FACT: To the contrary, provisions were added to the bill to ensure that Members of Congress have the choice to enter the “public option” on the Health Insurance Exchange (rather than automatically being in the current Federal Employees Health Benefits Plan. If these provisions had not been added, Members would have automatically been in their employer-provided plan. It is true that the bill does not require Members of Congress to enroll in the public option. However, the bill does not require ANYONE to enroll in the public health insurance option.
MYTH: Health reform uses budget gimmicks, and leaves reimbursement rates for doctors up in the air.
FACT: The health care reform legislation is fully paid for, and will, according to the non-partisan Congressional Budget Office, create a budget surplus over the next decade.
Absent Congressional action, doctors in Medicare will face a 21 percent cut in their reimbursement rates followed by several more years of drastic cuts. Instead of simply averting similar cuts one year at a time as Republicans did for many years, companion legislation to H.R. 3962 will permanently and comprehensively fix the physician payment formula.
The Medicare Physician Payment Reform Act, H.R. 3961, will repeal the fee reduction scheduled for 2010 and replace the current payment formula with a more rational and stable system. The new payment formula will support primary care and encourage coordination among providers, while holding physicians accountable for spending growth.

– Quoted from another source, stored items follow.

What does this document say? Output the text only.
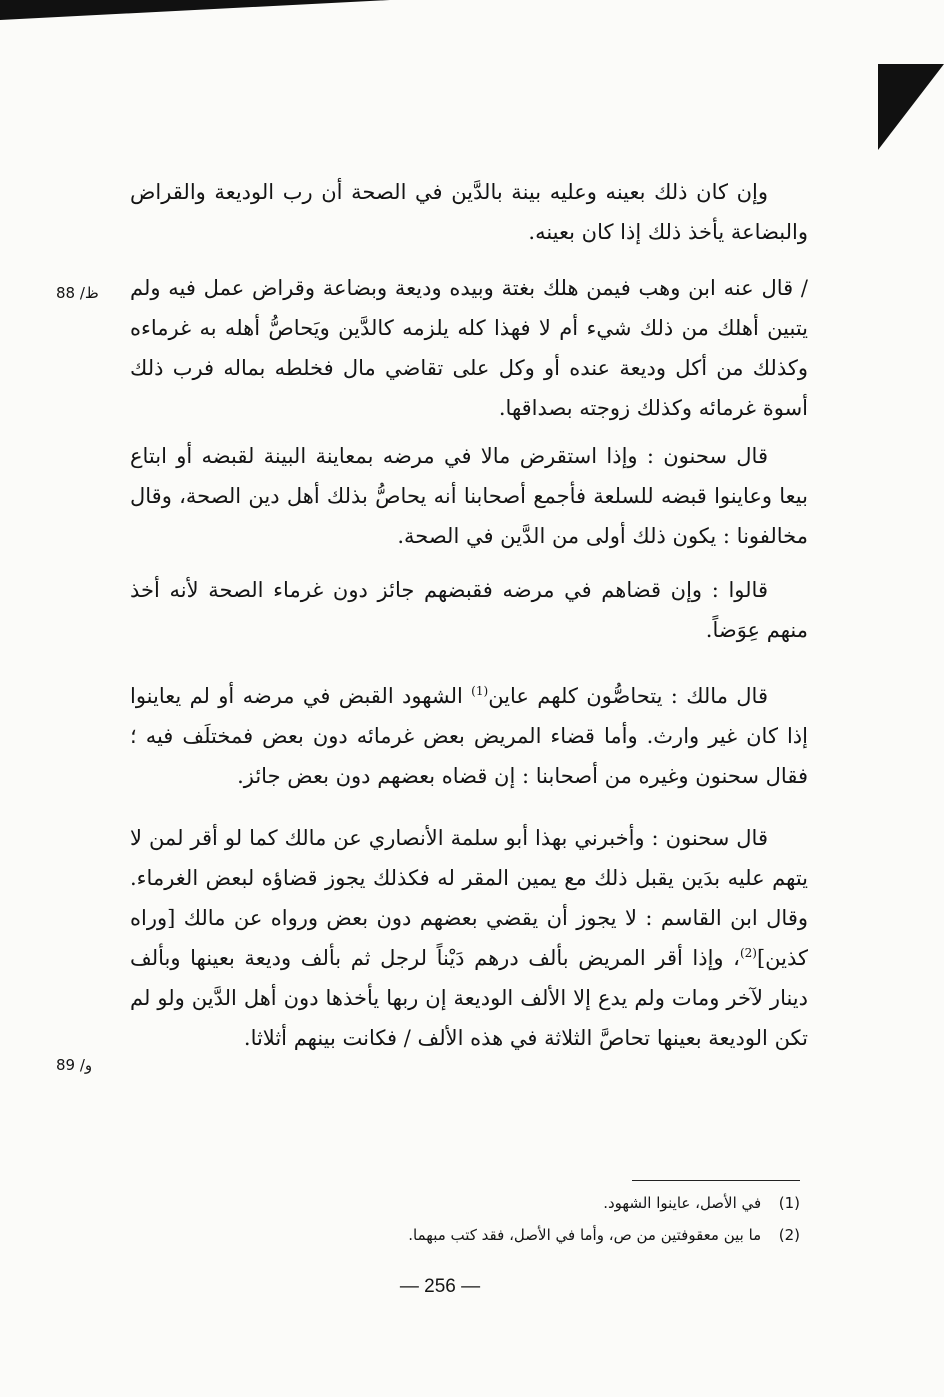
وإن كان ذلك بعينه وعليه بينة بالدَّين في الصحة أن رب الوديعة والقراض والبضاعة يأخذ ذلك إذا كان بعينه.

/ قال عنه ابن وهب فيمن هلك بغتة وبيده وديعة وبضاعة وقراض عمل فيه ولم يتبين أهلك من ذلك شيء أم لا فهذا كله يلزمه كالدَّين ويَحاصُّ أهله به غرماءه وكذلك من أكل وديعة عنده أو وكل على تقاضي مال فخلطه بماله فرب ذلك أسوة غرمائه وكذلك زوجته بصداقها.

قال سحنون : وإذا استقرض مالا في مرضه بمعاينة البينة لقبضه أو ابتاع بيعا وعاينوا قبضه للسلعة فأجمع أصحابنا أنه يحاصُّ بذلك أهل دين الصحة، وقال مخالفونا : يكون ذلك أولى من الدَّين في الصحة.

قالوا : وإن قضاهم في مرضه فقبضهم جائز دون غرماء الصحة لأنه أخذ منهم عِوَضاً.

قال مالك : يتحاصُّون كلهم عاين$^{(1)}$ الشهود القبض في مرضه أو لم يعاينوا إذا كان غير وارث. وأما قضاء المريض بعض غرمائه دون بعض فمختلَف فيه ؛ فقال سحنون وغيره من أصحابنا : إن قضاه بعضهم دون بعض جائز.

قال سحنون : وأخبرني بهذا أبو سلمة الأنصاري عن مالك كما لو أقر لمن لا يتهم عليه بدَين يقبل ذلك مع يمين المقر له فكذلك يجوز قضاؤه لبعض الغرماء. وقال ابن القاسم : لا يجوز أن يقضي بعضهم دون بعض ورواه عن مالك [وراه كذين]$^{(2)}$، وإذا أقر المريض بألف درهم دَيْناً لرجل ثم بألف وديعة بعينها وبألف دينار لآخر ومات ولم يدع إلا الألف الوديعة إن ربها يأخذها دون أهل الدَّين ولو لم تكن الوديعة بعينها تحاصَّ الثلاثة في هذه الألف / فكانت بينهم أثلاثا.

88 /ظ
89 /و
(1) في الأصل، عاينوا الشهود.
(2) ما بين معقوفتين من ص، وأما في الأصل، فقد كتب مبهما.
— 256 —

Statutory PAYGO legislation will be included with H.R. 3961 when it is considered by the House.
MYTH: Health reform will decrease affordability credits and expand Medicaid.
FACT: Unlike the Republican alternative, H.R. 3692 contains affordability credits to help low- and middle-income families purchase health insurance. To make coverage affordable for individuals with incomes below $16,200 and families of 4 with incomes below $33,400, H.R. 3962 guarantees coverage through Medicaid. To make coverage affordable for individuals and families with incomes above those levels who do not have coverage through their employers, H.R. 3962 creates affordability credits to reduce the cost of premiums for plans offered through the new health insurance exchange. The combination of Medicaid and affordability credits is a main reason why the bill is able to reduce the number of uninsured Americans by 36 million in 2019. Right now, uninsured Americans add more than $1,000 each year to the average American families' health care costs.

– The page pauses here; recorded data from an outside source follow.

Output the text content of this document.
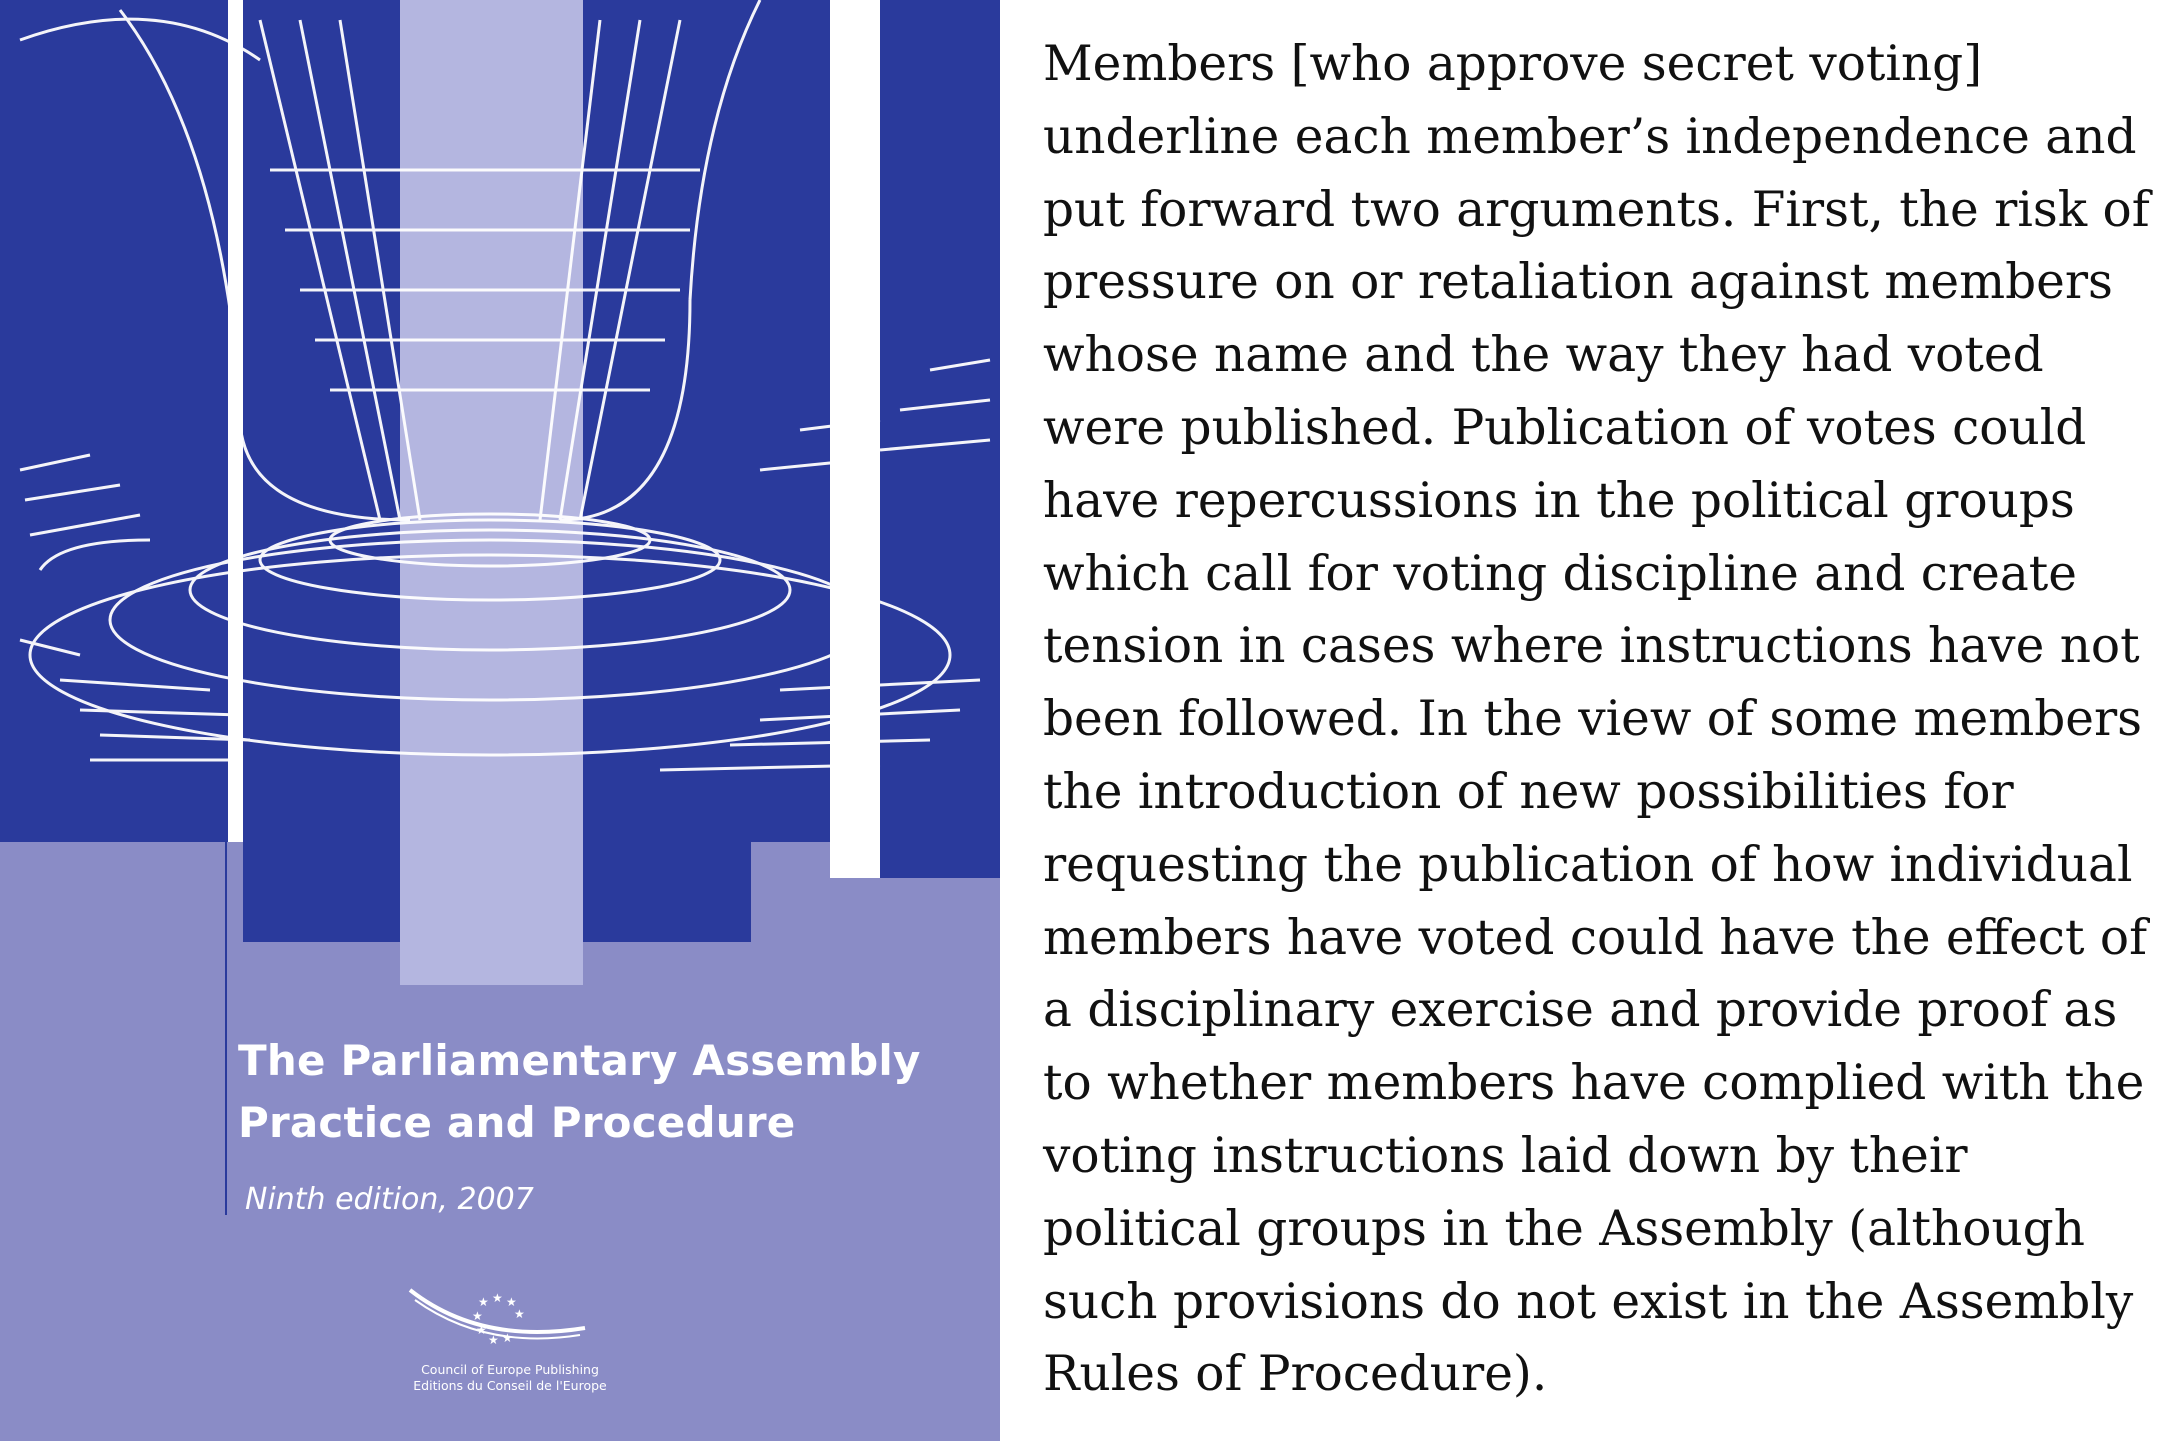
★ ★ ★
★
★
★
★ ★
The Parliamentary Assembly
Practice and Procedure
Ninth edition, 2007
Council of Europe Publishing
Editions du Conseil de l'Europe
Members [who approve secret voting]
underline each member’s independence and
put forward two arguments. First, the risk of
pressure on or retaliation against members
whose name and the way they had voted
were published. Publication of votes could
have repercussions in the political groups
which call for voting discipline and create
tension in cases where instructions have not
been followed. In the view of some members
the introduction of new possibilities for
requesting the publication of how individual
members have voted could have the effect of
a disciplinary exercise and provide proof as
to whether members have complied with the
voting instructions laid down by their
political groups in the Assembly (although
such provisions do not exist in the Assembly
Rules of Procedure).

MYTH: Health reform will mean that Medicare Prescription Drug Coverage will be more expensive for seniors.
FACT: To the contrary, H.R. 3962 includes many provisions that will make prescription drugs less expensive for seniors. It's one of the reasons the nearly 40 million strong AARP has endorsed the bill. It reduces the size of the donut hole by $500 immediately, and eliminates the donut hole by 2019. Until the donut hole is eliminated, seniors will receive a 50% discount on all brand name drugs they purchase in the donut hole. By the time H.R. 3962 eliminates the donut hole, Part D out-of-pocket spending for a senior who is prescribed drugs that cost $1,000/month would be, on an annual basis approximately $6,000 lower than under current law.
Congressional Republicans falsely claim that seniors would pay more for their Part D coverage. According to CBO, most seniors will see their overall prescription drug costs go down.

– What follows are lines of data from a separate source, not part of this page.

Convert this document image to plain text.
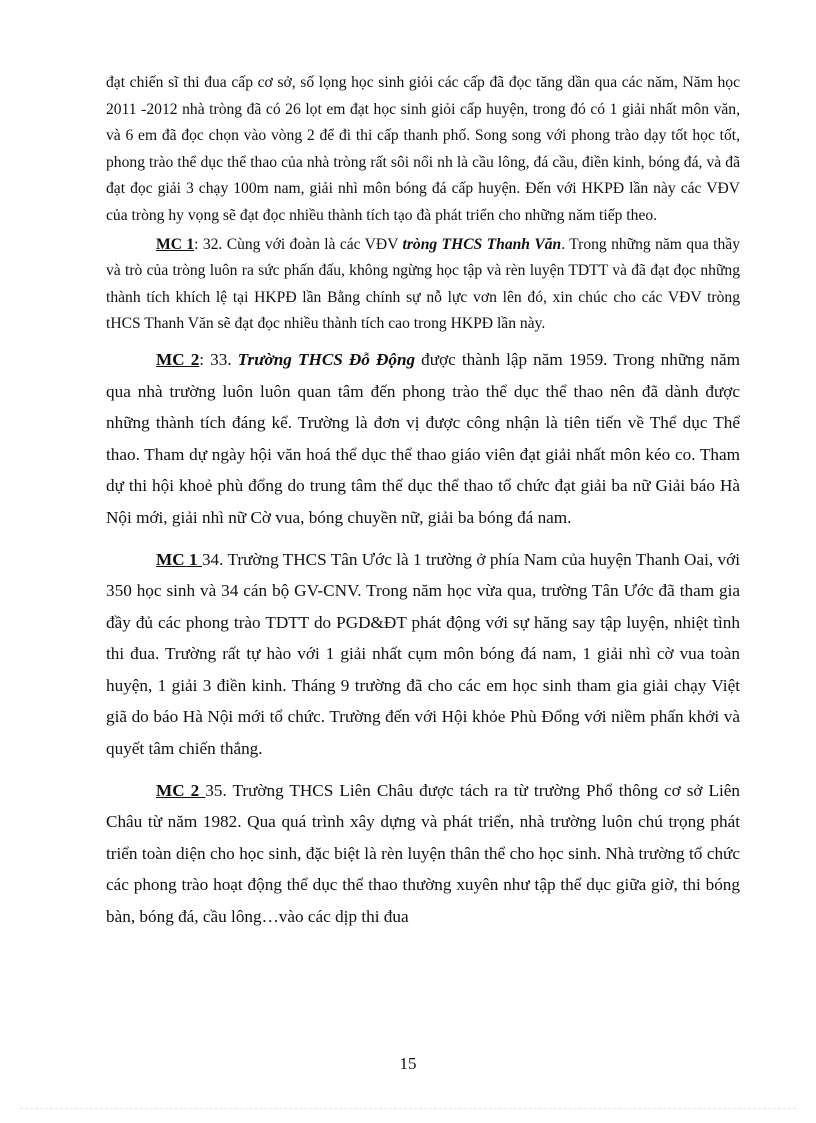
đạt chiến sĩ thi đua cấp cơ sở, số lọng học sinh giỏi các cấp đã đọc tăng dần qua các năm, Năm học 2011 -2012 nhà tròng đã có 26 lọt em đạt học sinh giỏi cấp huyện, trong đó có 1 giải nhất môn văn, và 6 em đã đọc chọn vào vòng 2 để đi thi cấp thanh phố. Song song với phong trào dạy tốt học tốt, phong trào thể dục thể thao của nhà tròng rất sôi nổi nh là cầu lông, đá cầu, điền kinh, bóng đá, và đã đạt đọc giải 3 chạy 100m nam, giải nhì môn bóng đá cấp huyện. Đến với HKPĐ lần này các VĐV của tròng hy vọng sẽ đạt đọc nhiều thành tích tạo đà phát triển cho những năm tiếp theo.

MC 1: 32. Cùng với đoàn là các VĐV tròng THCS Thanh Văn. Trong những năm qua thầy và trò của tròng luôn ra sức phấn đấu, không ngừng học tập và rèn luyện TDTT và đã đạt đọc những thành tích khích lệ tại HKPĐ lần Bằng chính sự nỗ lực vơn lên đó, xin chúc cho các VĐV tròng tHCS Thanh Văn sẽ đạt đọc nhiều thành tích cao trong HKPĐ lần này.

MC 2: 33. Trường THCS Đỗ Động được thành lập năm 1959. Trong những năm qua nhà trường luôn luôn quan tâm đến phong trào thể dục thể thao nên đã dành được những thành tích đáng kể. Trường là đơn vị được công nhận là tiên tiến về Thể dục Thể thao. Tham dự ngày hội văn hoá thể dục thể thao giáo viên đạt giải nhất môn kéo co. Tham dự thi hội khoẻ phù đổng do trung tâm thể dục thể thao tổ chức đạt giải ba nữ Giải báo Hà Nội mới, giải nhì nữ Cờ vua, bóng chuyền nữ, giải ba bóng đá nam.

MC 1 34. Trường THCS Tân Ước là 1 trường ở phía Nam của huyện Thanh Oai, với 350 học sinh và 34 cán bộ GV-CNV. Trong năm học vừa qua, trường Tân Ước đã tham gia đầy đủ các phong trào TDTT do PGD&ĐT phát động với sự hăng say tập luyện, nhiệt tình thi đua. Trường rất tự hào với 1 giải nhất cụm môn bóng đá nam, 1 giải nhì cờ vua toàn huyện, 1 giải 3 điền kinh. Tháng 9 trường đã cho các em học sinh tham gia giải chạy Việt giã do báo Hà Nội mới tổ chức. Trường đến với Hội khỏe Phù Đổng với niềm phấn khởi và quyết tâm chiến thắng.

MC 2 35. Trường THCS Liên Châu được tách ra từ trường Phổ thông cơ sở Liên Châu từ năm 1982. Qua quá trình xây dựng và phát triển, nhà trường luôn chú trọng phát triển toàn diện cho học sinh, đặc biệt là rèn luyện thân thể cho học sinh. Nhà trường tổ chức các phong trào hoạt động thể dục thể thao thường xuyên như tập thể dục giữa giờ, thi bóng bàn, bóng đá, cầu lông…vào các dịp thi đua

15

MYTH: Health reform has no real medical liability reform.
FACT: Real medical liability reform needs to include protections for patients - so that restrictions on legal recourse don't lead to poorer quality care for patients. As proposed by House Republicans, medical malpractice reform would go too far in restricting legitimate claims, and do nothing to promote patient safety or foster communication between doctors and their patients.
H.R. 3962, coupled with Administration efforts, provides for strong medical malpractice and evidence-based patient safety reforms, to encourage pre-court settlements and medical expert review of potential cases. We believe there is room for improvement in the medical liability system, but not at the expense of patients' rights.